La crema de la abuela

Como cada madrugada se dirigió al mar y, previo paso por todos los controles y fumigaciones, llegó al bote. Al subir pensó en lo privilegiado que era, todos los trabajadores eran transportados en lanchas hacia la plataforma, pero a él le habían permitido usar aquél viejo bote de su padre. Él no quería llegar rápido, hacer su trabajo e irse, sino que disfrutaba de ese contacto con la naturaleza, la poca que aún quedaba. En las ciudades ya no había plantas, y los árboles eran artificiales.

La plataforma estaba bastante alejada de tierra firme. Allí se cultivaban todos los frutos y vegetales necesarios para abastecer a la sociedad. Ese era su principal y único alimento. Varias décadas atrás se había dejado de comer carne y de utilizar derivados animales. Ahora las leyes de protección animal eran muy severas, aunque en la ciudad sólo quedaban las nuevas razas de perros y gatos, resistentes a las constantes fumigaciones. Ya no había cucarachas ni hormigas, y los niños no sabían de piojos.

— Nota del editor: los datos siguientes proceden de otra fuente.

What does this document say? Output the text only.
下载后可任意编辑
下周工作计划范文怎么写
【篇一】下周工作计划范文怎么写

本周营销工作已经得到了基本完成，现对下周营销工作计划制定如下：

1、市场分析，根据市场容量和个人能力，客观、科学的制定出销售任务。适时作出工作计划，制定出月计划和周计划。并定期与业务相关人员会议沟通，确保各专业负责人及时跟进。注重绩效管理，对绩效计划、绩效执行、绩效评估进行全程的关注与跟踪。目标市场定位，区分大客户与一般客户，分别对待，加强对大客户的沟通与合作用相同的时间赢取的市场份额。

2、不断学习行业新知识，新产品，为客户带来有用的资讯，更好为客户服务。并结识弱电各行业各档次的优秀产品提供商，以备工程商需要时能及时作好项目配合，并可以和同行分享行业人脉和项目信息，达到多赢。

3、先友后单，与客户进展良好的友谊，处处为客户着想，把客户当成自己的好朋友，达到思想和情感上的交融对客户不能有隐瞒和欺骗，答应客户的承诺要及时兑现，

Pero tampoco había mariposas, ni pájaros coloridos.

Esa semana le habían asignado la zona de frutales, y se pasaría el día cosechando moras. Lamentaba no poder probarlas, se las veía tan apetitosas… Pero las reglas eran claras: nadie podía comer durante la jornada laboral. Se preguntó si su sobrina podría probarlas algún día. Todo su trabajo era por ella, para poder ofrecerle una mejor vida.

Al terminar la jornada, mientras se dirigía al bote, descubrió junto al pasillo una ramita de morera, al tomarla vio que tenía un pequeño gusano, y de inmediato la ocultó bajo su abrigo. Ya en el bote escondió la rama a la sombra del asiento, tras unas sogas.

Llegando a la costa temió que lo descubrieran, pero era raro que le revisaran el bote. Al bajar pasó por todos los controles y fumigaciones necesarias para no llevar ningún bicho a la ciudad. Por un momento pensó que si el gusano hubiera estado en su bolsillo hubiera muerto en ese instante.

Llegó a su casa y fue directo a ver a su sobrina:

—Hola Sofi, cómo estás?

—Tío, me pica mucho la cara, no queda nada de la cremita de la abuela? —Tras hacer la pregunta comenzó a sollozar.

—Tranquila —dijo mientras la abrazaba—. Creo que un poquito queda, voy a buscarla.

Volvió con el pote en la mano, como estaba prácticamente vacío había agregado unas gotas de agua para diluir la crema.

—A ver, con esto dejará de picar… Y creo que pronto tendremos una nueva crema.

—Volvieron los abuelos!?

—No… sabes que no volverán…

Por la noche le contó a su hermana que había encontrado un gusano de seda, y sus esperanzas de encontrar más. Su hermana temía que los descubrieran, pero ya no soportaban ver sufrir a Sofi, y el único ingrediente que les faltaba para preparar la crema calmante eran los capullos de seda.

Durante los siguientes días, mientras recogía moras, se dedicó a buscar gusanos y juntar hojas para alimentarlos. Todo esto lo escondía en sus bolsillos hasta llegar al bote. Varias veces estuvieron a punto de descubrirlo, pero siempre lograba salir indemne. Lo que más temía era que lo cambiaran de sector, ya que los gusanos no podrían continuar su desarrollo sin alimento. Debía darles hojas frescas a diario.

Parecía que la suerte estaba de su lado: cuando lo trasladaron de sector los gusanos ya habían comenzado a formar los capullos. Los vigilaba a diario, durante el viaje de ida y de vuelta. Al llegar el momento lo asaltaron las dudas, ¿podría pasar los controles sin ser descubierto? Ya tenía todo planificado, y la suerte lo estaba acompañando, no debía dudar. Esa misma noche podrían preparar la crema.

Colocó los capullos en las bolsas térmicas que había conseguido para evitar que los sensores los detectaran, y sujetó las bolsas a sus piernas, bajo los pantalones. Sabía que la fumigación acabaría con los gusanos, pero solo necesitaba los capullos de seda, y que no lo descubrieran! Bajó del bote, respiró profundo y caminó hacia los controles. Pasó el primero y no sonó ninguna alarma, fue hacia el siguiente y hubo una luz roja, pero el policía lo dejó pasar, alegando que había que reparar esa luz que no dejaba de encenderse sin motivos.

Subió a su auto y al encender el motor sintió un golpe seco.

—Idiota, creía que no lo habíamos descubierto antes. Mira el botín que nos consiguió —dijo el policía.